Lorenz Hideyoshi, réalisateur amateur, dénonce des similitudes troublantes entre son court-métrage Dark Jedi: A Star Wars Story (2019) et l’épisode The Bandits of Golak de Star Wars: Visions S3 (2025), produit par le studio indien 88 Pictures. Avec 1,2 million de vues sur YouTube, son œuvre, créée en hommage à la saga, se retrouve au cœur d’une polémique sur les limites entre inspiration et plagiat. Disney, contacté par IGN, n’a toujours pas réagi, laissant planer le doute : négligence créative ou exploitation délibérée des créations fan-made ?
A retenir :
- Dark Jedi vs The Bandits of Golak : des chorégraphies de sabres et des cadrages quasi identiques, selon une comparaison visuelle virale.
- 1,2 million de vues pour le court-métrage de Hideyoshi (2019) – une œuvre non lucrative, aujourd’hui au centre d’un débat sur le droit d’auteur.
- 88 Pictures, studio sous-traitant pour Disney, dans la tourmente : erreur isolée ou pratique courante dans Star Wars: Visions ?
- Silence radio chez Disney et LucasFilm, alors que des précédents (comme The Mandalorian) avaient déjà soulevé des questions similaires.
- Une affaire qui pourrait faire jurisprudence pour les créateurs indépendants, souvent inspirants… mais rarement crédités.
Un duel de sabres… et de droits d’auteur
Tout commence en 2019, quand Lorenz Hideyoshi, passionné de Star Wars depuis l’enfance, publie sur YouTube Dark Jedi: A Star Wars Story, un court-métrage fan-made de 10 minutes. Sans budget, mais avec une ambition claire : rendre hommage à l’univers des Jedi et des Sith à travers une chorégraphie de combat au sabre laser ultra-dynamique. Le résultat ? Un succès inattendu : 1,2 million de vues, des éloges pour la fluidité des mouvements, et une reconnaissance dans la communauté des fans.

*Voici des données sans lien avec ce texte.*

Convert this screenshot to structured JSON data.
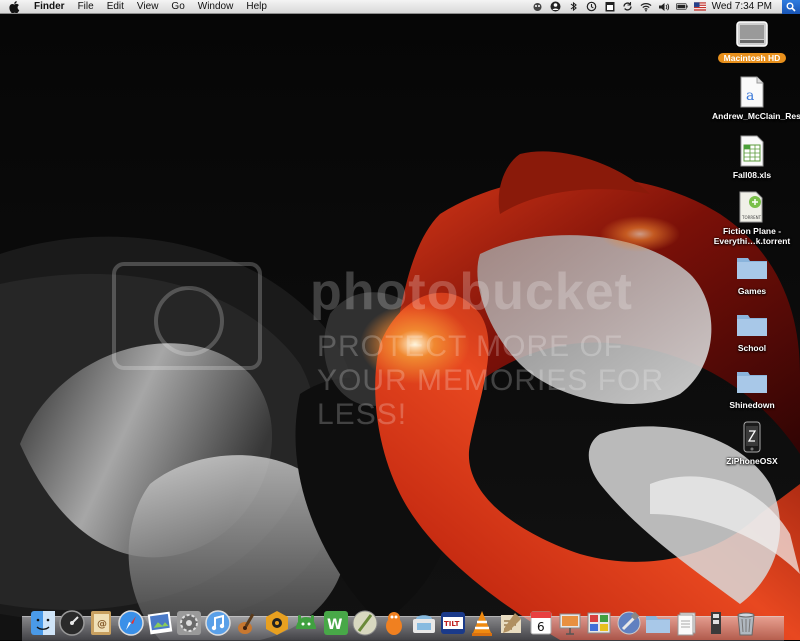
{
  "menubar": {
    "app_name": "Finder",
    "items": [
      "File",
      "Edit",
      "View",
      "Go",
      "Window",
      "Help"
    ],
    "clock": "Wed 7:34 PM"
  },
  "desktop": {
    "icons": [
      {
        "label": "Macintosh HD",
        "kind": "hard-drive",
        "selected": true
      },
      {
        "label": "Andrew_McClain_Resume",
        "kind": "text-document"
      },
      {
        "label": "Fall08.xls",
        "kind": "spreadsheet"
      },
      {
        "label": "Fiction Plane - Everythi…k.torrent",
        "kind": "torrent-file"
      },
      {
        "label": "Games",
        "kind": "folder"
      },
      {
        "label": "School",
        "kind": "folder"
      },
      {
        "label": "Shinedown",
        "kind": "folder"
      },
      {
        "label": "ZiPhoneOSX",
        "kind": "iphone-app"
      }
    ]
  },
  "watermark": {
    "line1": "photobucket",
    "line2": "PROTECT MORE OF YOUR MEMORIES FOR LESS!"
  },
  "dock": {
    "items": [
      {
        "name": "finder",
        "color": "#3d8fe0"
      },
      {
        "name": "dashboard",
        "color": "#2a2a2a"
      },
      {
        "name": "address-book",
        "color": "#c8a060"
      },
      {
        "name": "safari",
        "color": "#3a90e8"
      },
      {
        "name": "iphoto",
        "color": "#4a7ac8"
      },
      {
        "name": "system-preferences",
        "color": "#8a8a8a"
      },
      {
        "name": "itunes",
        "color": "#5aa0e8"
      },
      {
        "name": "garageband",
        "color": "#c87830"
      },
      {
        "name": "reason",
        "color": "#e8a020"
      },
      {
        "name": "adium",
        "color": "#40a040"
      },
      {
        "name": "dreamweaver",
        "color": "#48a848"
      },
      {
        "name": "textwrangler",
        "color": "#d8d8c0"
      },
      {
        "name": "vlc-mascot",
        "color": "#f08020"
      },
      {
        "name": "preview",
        "color": "#88bbe0"
      },
      {
        "name": "full-tilt-poker",
        "color": "#1a3a8a"
      },
      {
        "name": "vlc",
        "color": "#f08a10"
      },
      {
        "name": "script-editor",
        "color": "#b09060"
      },
      {
        "name": "ical",
        "color": "#e84040"
      },
      {
        "name": "keynote",
        "color": "#e8e8e8"
      },
      {
        "name": "photo-booth",
        "color": "#d84040"
      },
      {
        "name": "xcode",
        "color": "#6080c0"
      },
      {
        "name": "applications-folder",
        "color": "#9ab8d8"
      },
      {
        "name": "documents-folder",
        "color": "#e8e8e8"
      },
      {
        "name": "stack",
        "color": "#e0e0e0"
      },
      {
        "name": "trash",
        "color": "#b0b8c0"
      }
    ],
    "ical_day": "6"
  }
}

Cinq ans plus tard, en 2024, la sortie du teaser pour The Bandits of Golak – un épisode de la saison 3 de Star Wars: Visions (prévue pour 2025) – laisse Hideyoshi sans voix. Les images montrent un duel aux allures étrangement familières : mêmes enchaînements de sabres, mêmes angles de caméra, même rythme dans les déplacements des personnages. Le réalisateur publie alors une comparaison côté à côté sur Instagram, mettant en lumière des similitudes frappantes. Le hasard fait-il bien les choses ?
Pour Hideyoshi, la réponse est non. Dans une interview accordée à Screen Rant, il explique : "Je ne cherche pas à attaquer Disney en justice, mais je veux que les gens sachent d’où vient cette scène. J’ai passé des mois à peaufiner chaque mouvement, et voir ça repris sans aucun crédit… c’est frustrant." D’autant que Star Wars: Visions, série d’anthologie explorant des récits alternatifs, se targue justement de célébrer la créativité des studios partenaires. Une ironie amère pour les artistes indépendants.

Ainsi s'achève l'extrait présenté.